We will combine the words and their (relative, in %) frequencies in the following dataframe, where each row correspond to the review, so there’s 234 rows in total:
Note that the last column is the actual ranking coming from the rating in stars, that was converted for simplicity into zero (negative review) or one (positive review). The reason for this binary conversion is that we have a small amount of data (234 reviews), and the majority of them are very negative. It will be difficult or nearly impossible to teach the algorithm to distinguish between 4- and 5-stars reviews if there aren’t any or if there’s very little of those.
Prediting a positive or negative review
We’re going to split 234 reviews into a training and test set, based on 70%/30% rule. We’ll train the algorithm on training set and evaluate its prediction on the test set, the data the algorithm hasn’t yet seen.
Support Vector Machines
We’ll start with Support Vector Machines algorithm, tune it, and use it for prediction.
By looking at the confusion matrix we see that the algorithm is doing an okay job predicting bad reviews, but completely fails to identify good ones, throwing them all into the same class.
The Area under ROC curve is 0.62, meaning that the prediction is only slighly better than the random guess (0.5).
Random Forests
Random Forest is doing a much better job, correctly identifying around 93% of the reviews.
Naive Bayes
We’ll also try Naive Bayes classification that shows similar performance to SVM, mostly miss-classifying the positive reviews, as they are scarce in the data to learn from.
Neural Networks (NNet)
Next, we’ll train the neural network from NNet package. It is a relatively rigid package that allows building a network with BFGS algorithm only, and only using a sigmoid function for hidden layer activation. There’s only one hidden layer that we choose to build with 35 nodes.
Despite a relative simplicity of this network, it does quite a good job classification job and we correctly predict over 92% of the review rankings.

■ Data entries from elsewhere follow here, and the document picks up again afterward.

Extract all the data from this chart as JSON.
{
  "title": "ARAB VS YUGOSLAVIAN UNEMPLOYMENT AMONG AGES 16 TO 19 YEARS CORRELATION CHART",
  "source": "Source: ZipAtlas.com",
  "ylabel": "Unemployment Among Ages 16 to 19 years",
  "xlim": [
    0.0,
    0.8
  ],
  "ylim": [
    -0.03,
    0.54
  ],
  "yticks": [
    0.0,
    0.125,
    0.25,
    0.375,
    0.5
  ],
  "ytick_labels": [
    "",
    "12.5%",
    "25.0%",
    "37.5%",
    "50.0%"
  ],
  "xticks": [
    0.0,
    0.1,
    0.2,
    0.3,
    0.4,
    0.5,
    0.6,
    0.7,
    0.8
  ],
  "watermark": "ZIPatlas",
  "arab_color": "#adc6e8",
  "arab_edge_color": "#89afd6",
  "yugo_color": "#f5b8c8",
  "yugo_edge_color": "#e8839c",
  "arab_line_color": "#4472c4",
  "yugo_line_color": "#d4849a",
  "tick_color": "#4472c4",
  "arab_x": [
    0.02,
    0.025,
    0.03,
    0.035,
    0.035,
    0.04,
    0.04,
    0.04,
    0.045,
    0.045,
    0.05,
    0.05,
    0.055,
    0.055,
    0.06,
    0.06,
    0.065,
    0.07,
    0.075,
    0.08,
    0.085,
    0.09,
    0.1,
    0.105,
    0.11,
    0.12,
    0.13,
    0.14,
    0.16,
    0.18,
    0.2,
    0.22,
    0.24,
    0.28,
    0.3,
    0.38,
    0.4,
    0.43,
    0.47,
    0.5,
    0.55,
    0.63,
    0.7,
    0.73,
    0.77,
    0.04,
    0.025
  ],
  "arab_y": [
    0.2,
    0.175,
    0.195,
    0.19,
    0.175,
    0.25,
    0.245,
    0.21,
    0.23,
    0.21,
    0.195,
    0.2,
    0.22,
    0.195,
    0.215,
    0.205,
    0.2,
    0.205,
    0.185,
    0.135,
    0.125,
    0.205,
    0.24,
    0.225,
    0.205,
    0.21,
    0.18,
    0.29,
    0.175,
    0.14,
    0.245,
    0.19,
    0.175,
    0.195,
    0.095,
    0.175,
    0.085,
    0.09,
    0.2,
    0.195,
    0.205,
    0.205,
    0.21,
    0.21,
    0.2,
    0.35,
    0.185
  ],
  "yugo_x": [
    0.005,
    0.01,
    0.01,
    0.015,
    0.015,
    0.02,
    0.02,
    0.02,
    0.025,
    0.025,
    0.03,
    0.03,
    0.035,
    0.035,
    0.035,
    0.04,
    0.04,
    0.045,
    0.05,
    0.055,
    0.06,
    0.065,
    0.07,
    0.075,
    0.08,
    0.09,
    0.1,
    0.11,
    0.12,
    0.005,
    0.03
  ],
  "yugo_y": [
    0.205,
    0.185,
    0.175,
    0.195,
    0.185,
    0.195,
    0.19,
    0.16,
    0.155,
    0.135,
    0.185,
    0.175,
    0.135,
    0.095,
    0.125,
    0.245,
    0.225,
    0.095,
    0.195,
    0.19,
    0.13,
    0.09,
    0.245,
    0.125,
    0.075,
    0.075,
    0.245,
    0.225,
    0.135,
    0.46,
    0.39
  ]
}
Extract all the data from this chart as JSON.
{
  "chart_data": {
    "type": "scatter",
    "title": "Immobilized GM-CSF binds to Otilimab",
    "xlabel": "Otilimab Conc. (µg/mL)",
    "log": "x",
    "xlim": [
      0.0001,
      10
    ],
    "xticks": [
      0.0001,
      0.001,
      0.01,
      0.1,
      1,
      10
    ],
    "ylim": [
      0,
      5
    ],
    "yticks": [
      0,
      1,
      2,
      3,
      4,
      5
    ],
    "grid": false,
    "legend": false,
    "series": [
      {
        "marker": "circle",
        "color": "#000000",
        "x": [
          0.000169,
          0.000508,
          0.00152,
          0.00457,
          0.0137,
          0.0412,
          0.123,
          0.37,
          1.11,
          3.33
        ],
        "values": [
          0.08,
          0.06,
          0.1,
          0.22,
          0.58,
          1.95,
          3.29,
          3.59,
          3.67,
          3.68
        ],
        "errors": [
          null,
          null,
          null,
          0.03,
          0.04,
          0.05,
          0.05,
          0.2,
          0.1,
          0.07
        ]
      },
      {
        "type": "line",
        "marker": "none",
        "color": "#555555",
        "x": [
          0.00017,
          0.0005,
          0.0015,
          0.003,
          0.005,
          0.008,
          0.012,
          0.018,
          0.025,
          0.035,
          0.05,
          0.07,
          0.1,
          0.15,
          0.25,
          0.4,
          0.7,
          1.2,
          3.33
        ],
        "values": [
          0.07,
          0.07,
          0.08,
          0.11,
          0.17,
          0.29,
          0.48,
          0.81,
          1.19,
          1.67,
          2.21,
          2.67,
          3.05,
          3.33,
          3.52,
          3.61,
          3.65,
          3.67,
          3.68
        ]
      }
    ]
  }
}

ANN with Keras and Tensorflow
Finally, we will use a well-known Keras package that provides interface to Tensorflow, in order to build a deep learning neural network with two hidden layers (40 nodes each), sigmoid activation and adam optimizer. We train it with validation split 80%/20% and end up with a pretty good accuracy.
I daresay that I was slighly dissapointed with Keras performance compared to Nnet performance. It’s not that it wasn’t splendid, it’s just that all the fuss around it makes us thinks that it works wonders.

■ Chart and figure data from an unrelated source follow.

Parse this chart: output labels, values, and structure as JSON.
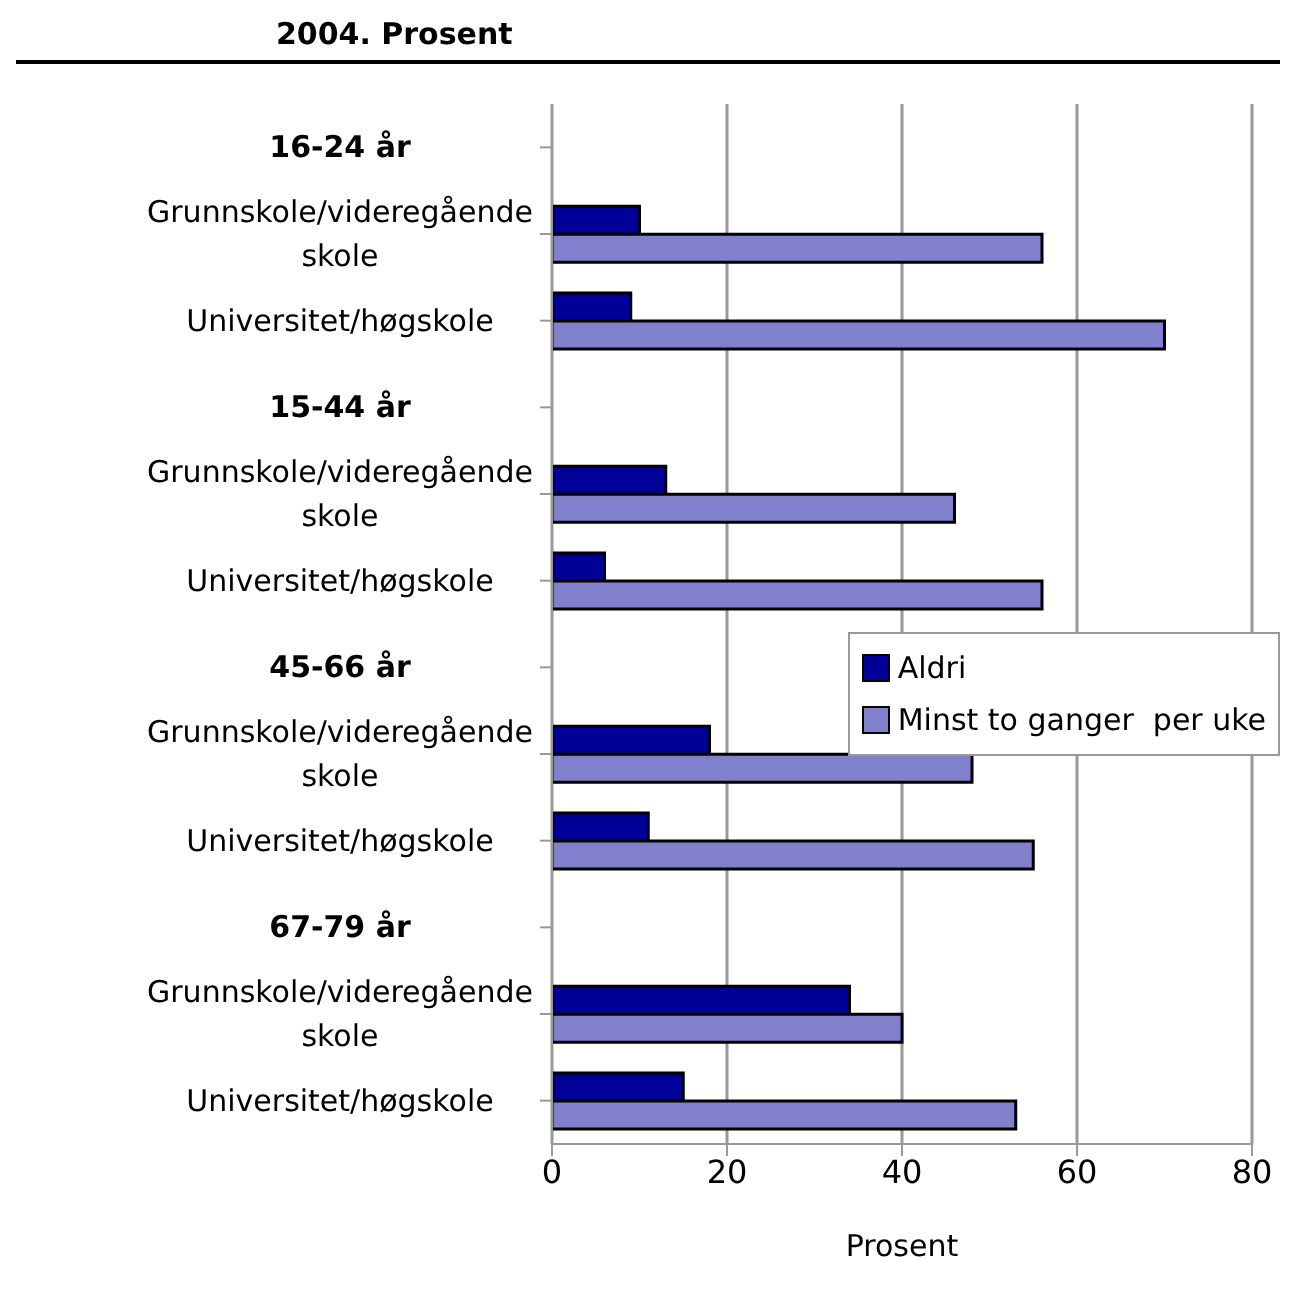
{
  "chart_data": {
    "type": "bar",
    "orientation": "horizontal",
    "title": "2004. Prosent",
    "xlabel": "Prosent",
    "categories": [
      "16-24 år",
      "Grunnskole/videregående skole",
      "Universitet/høgskole",
      "15-44 år",
      "Grunnskole/videregående skole",
      "Universitet/høgskole",
      "45-66 år",
      "Grunnskole/videregående skole",
      "Universitet/høgskole",
      "67-79 år",
      "Grunnskole/videregående skole",
      "Universitet/høgskole"
    ],
    "series": [
      {
        "name": "Aldri",
        "color": "#000099",
        "values": [
          null,
          10,
          9,
          null,
          13,
          6,
          null,
          18,
          11,
          null,
          34,
          15
        ]
      },
      {
        "name": "Minst to ganger  per uke",
        "color": "#8080cc",
        "values": [
          null,
          56,
          70,
          null,
          46,
          56,
          null,
          48,
          55,
          null,
          40,
          53
        ]
      }
    ],
    "xlim": [
      0,
      80
    ],
    "xticks": [
      0,
      20,
      40,
      60,
      80
    ],
    "grid": "x",
    "legend": "right"
  }
}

In fact, this example shows once again that no algorithm on its own is better than another; it all depends on the choice of the algorithm for a given problem, parameters tuning, etc.

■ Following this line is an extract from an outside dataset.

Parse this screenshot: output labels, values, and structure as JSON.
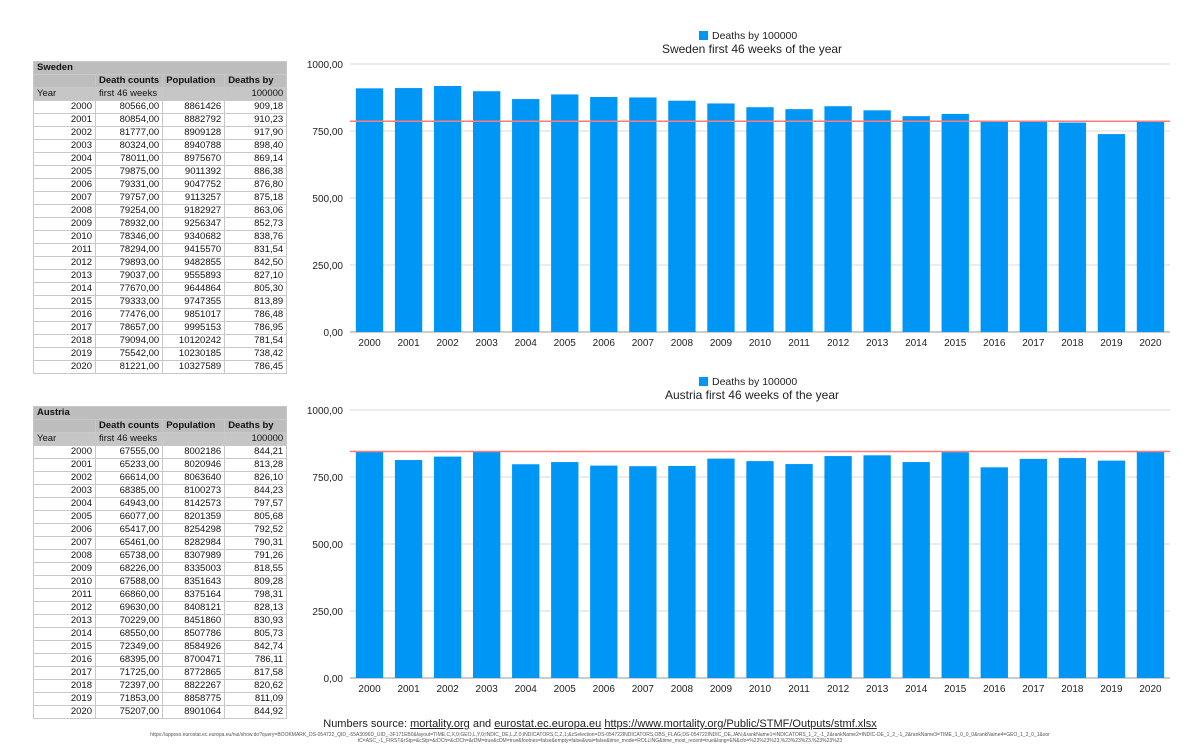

Overall, we notice that NNet network shows better accuracy while Keras network behaves slighly better in terms of area under ROC metric.
And, finally, the summary of all models’ performance.
SVM | Random Forest | Naive Bayes | NNet | Keras | |
---|---|---|---|---|---|
In Sample Accuracy | 0.87 | 0.83 | 0.84 | 0.86 | 1 |
Out Sample Accuracy | 0.86 | 0.94 | 0.86 | 0.93 | 0.88 |
Total Accuracy | 0.86 | 0.94 | 0.86 | 0.93 | 0.88 |
In Sample Precision | 0.87 | 0.88 | 0.87 | 0.89 | 1 |
Out SamplePrecision | 0.86 | 0.88 | 0.88 | 0.95 | NA |
Total Precision | 0.86 | 0.95 | 0.87 | 0.93 | 0.89 |
In Sample Recall | 1 | 0.93 | 0.97 | 0.95 | 1 |
Out Sample Recall | 1 | 0.94 | 0.99 | 1 | NA |
Total Recall | 1 | 0.98 | 0.99 | 0.99 | 0.99 |
To summarize, even on this very imperfect dataset with a small number of obervations and little reviews belonging to one of the classes, the models are able to make quite a good prediction. From business point of view, it means that we don’t need to make a huge effort in order to identify the sentiment of the customer reviews correctly. Automating this task helps keeping an eye on community and quickly identifying the areas where human interaction is needed.
Today, qualitative marketing can be largely automated using data scrapping and text mining methods. Deploying these methods takes relatively little time, but allows for a huge time-saving for marketers and community managers.